冷兵器时代,骑兵长期活跃在战场上,写出丰富多彩的历史篇章。战马是骑兵战士的“忠实朋友”和“亲密伙伴”,人马一体化甚深。战马的数量和质量,很大程度制约骑兵力量乃至军政势力的消涨。于是骑兵建设便有力地推动养马业的发展。对此,我国学术界至今尚未有深入、系统地研究。笔者仅就骑兵史中战马的某些方面进行探讨,以补其缺,以正其是,以匡其讹。这既是战争史、军事史、骑兵史的重要内容,又是兵学、养马学不可或缺的部分。自知笃暗,又可资参考取证的成果甚少,故本文缺点错误不可避免。恳望读者攻瑕指失,以期推动对该课题的深入研究。

一、战马需要量之分析

(一)战马的条件、服役及正常死亡

骑兵战士乘骑的主要对象是战马。然而并不是所有的马都可以骑到战场作战。先人根据长期的摸索和经验,早就认识到不同类型的马具有不同的功能。据其功能大体分为四种:驮用马、挽用马、乘用马和兼用马。骑兵所骑的仅是其中的乘用马,如乘用马不足,以兼用马补之。乘用马有特殊的体型特征,系长腱肢,短躯背,体长和身高略近方形。短躯背,则腰身有力,负重物不易凹陷,并有助于后肢的推进力前移,从而增强负重能量,增加速度,增大转动、跳跃、奔驰中的灵敏性。这一点,远不同于挽马。长腱肢则举扬较高,摆动幅度较宽,从而产生较大的步子、较快的速度。这也是不同于驮马的特点。另外,这种类型的马,蹄质坚韧,肌肉结实,气质活泼。上述类型的马,可作为骑兵理想中的战马。

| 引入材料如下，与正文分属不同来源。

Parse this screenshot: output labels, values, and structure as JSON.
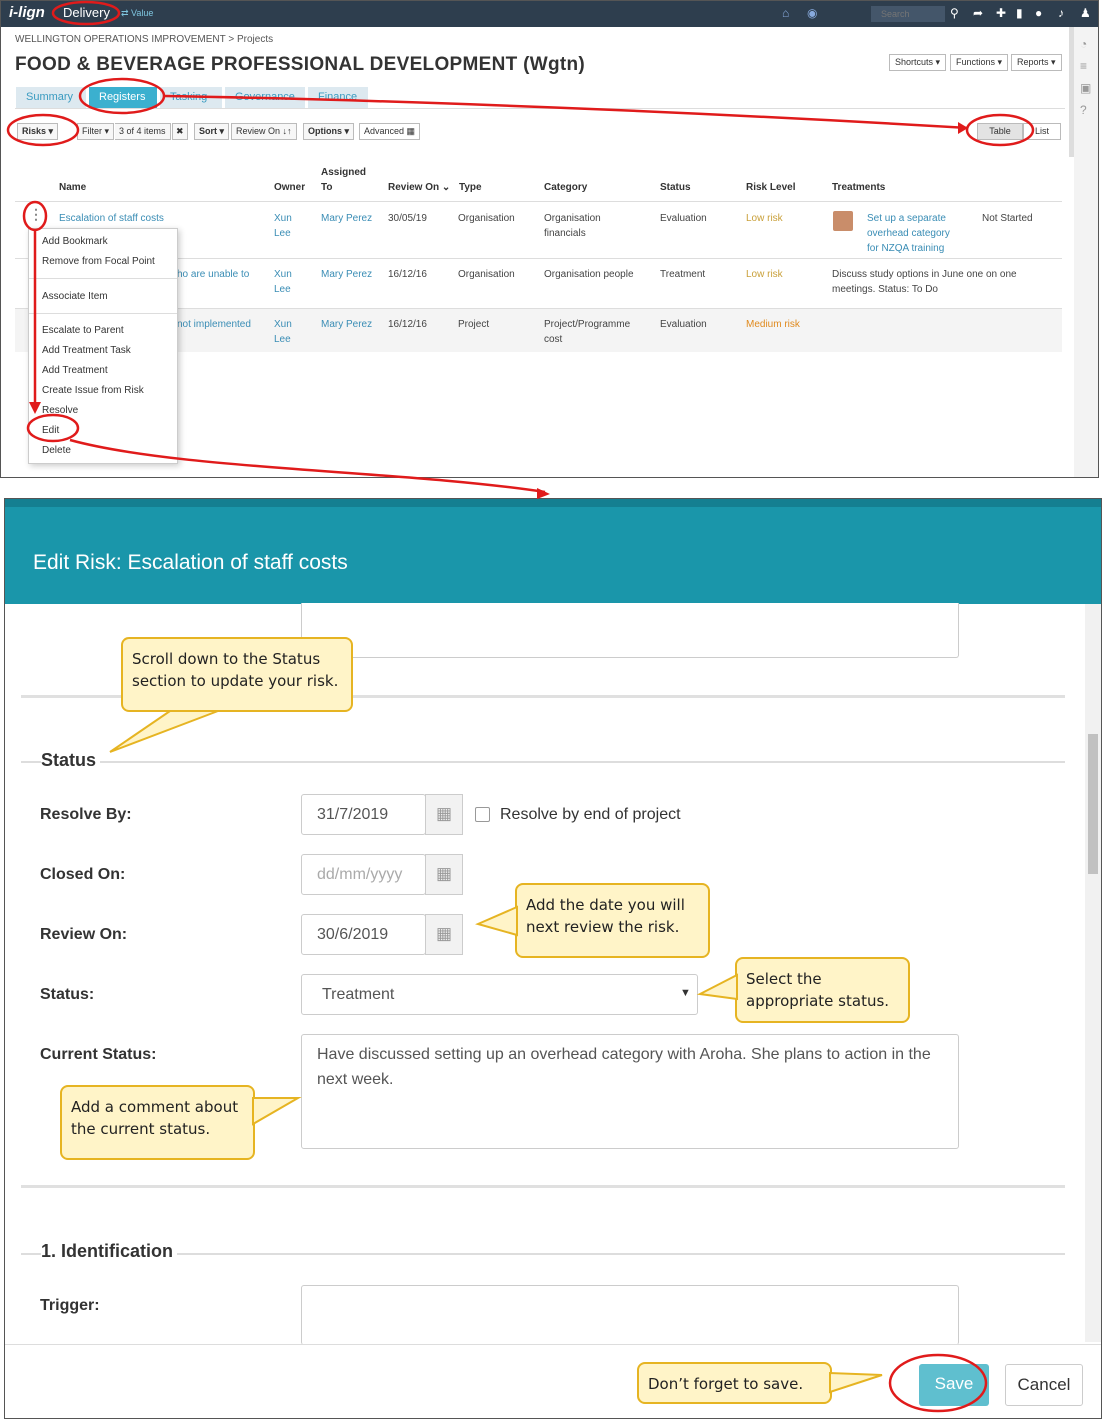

战马质量直接关系到骑兵战斗力,甚至与骑兵战士的生死存亡紧紧联系在一起(对此,有专文论述)。基此,原则上战马是根据上述诸条件层层筛选。特别是北方游牧民族骑兵的战马非常讲究。一个马群里到底有多少乘用型马?严格说来,不多,连半数都不到,再好的马种、马群,也大体如此。然而中原农业民族骑兵战马之质量,就不能这样严格了。基本属于乘用型马供战士骑用就算不错了,哪里还有多少余地讲究上述诸多条件!就战斗力言,这是中原农业民族骑兵低于北方游牧民族骑兵的重要原因之一。因此,要想拥有强大的军事力量,必须组建相当规模的骑兵,必须以发展养马业为前提,使战马有足够的数量和理想的质量。

战马与人一样,年龄制约其体力、能力,由此而决定服役的时间。马的自然寿命,一般为25~30岁。前燕政权奠基者慕容廆的得意坐骑名曰“赭白”,49岁时仍“骏逸不亏”。《乐府诗集》中的宝马“鲍氏骢”,连续为祖孙三代骑用。这种长寿马是极少数的。乘用型马1~2岁时通过手术切除睾丸,以骟马相称。骟马既勇壮、矫捷、有力,又温顺、活泼、步样轻快,易于驾驭,使其条件更加升华。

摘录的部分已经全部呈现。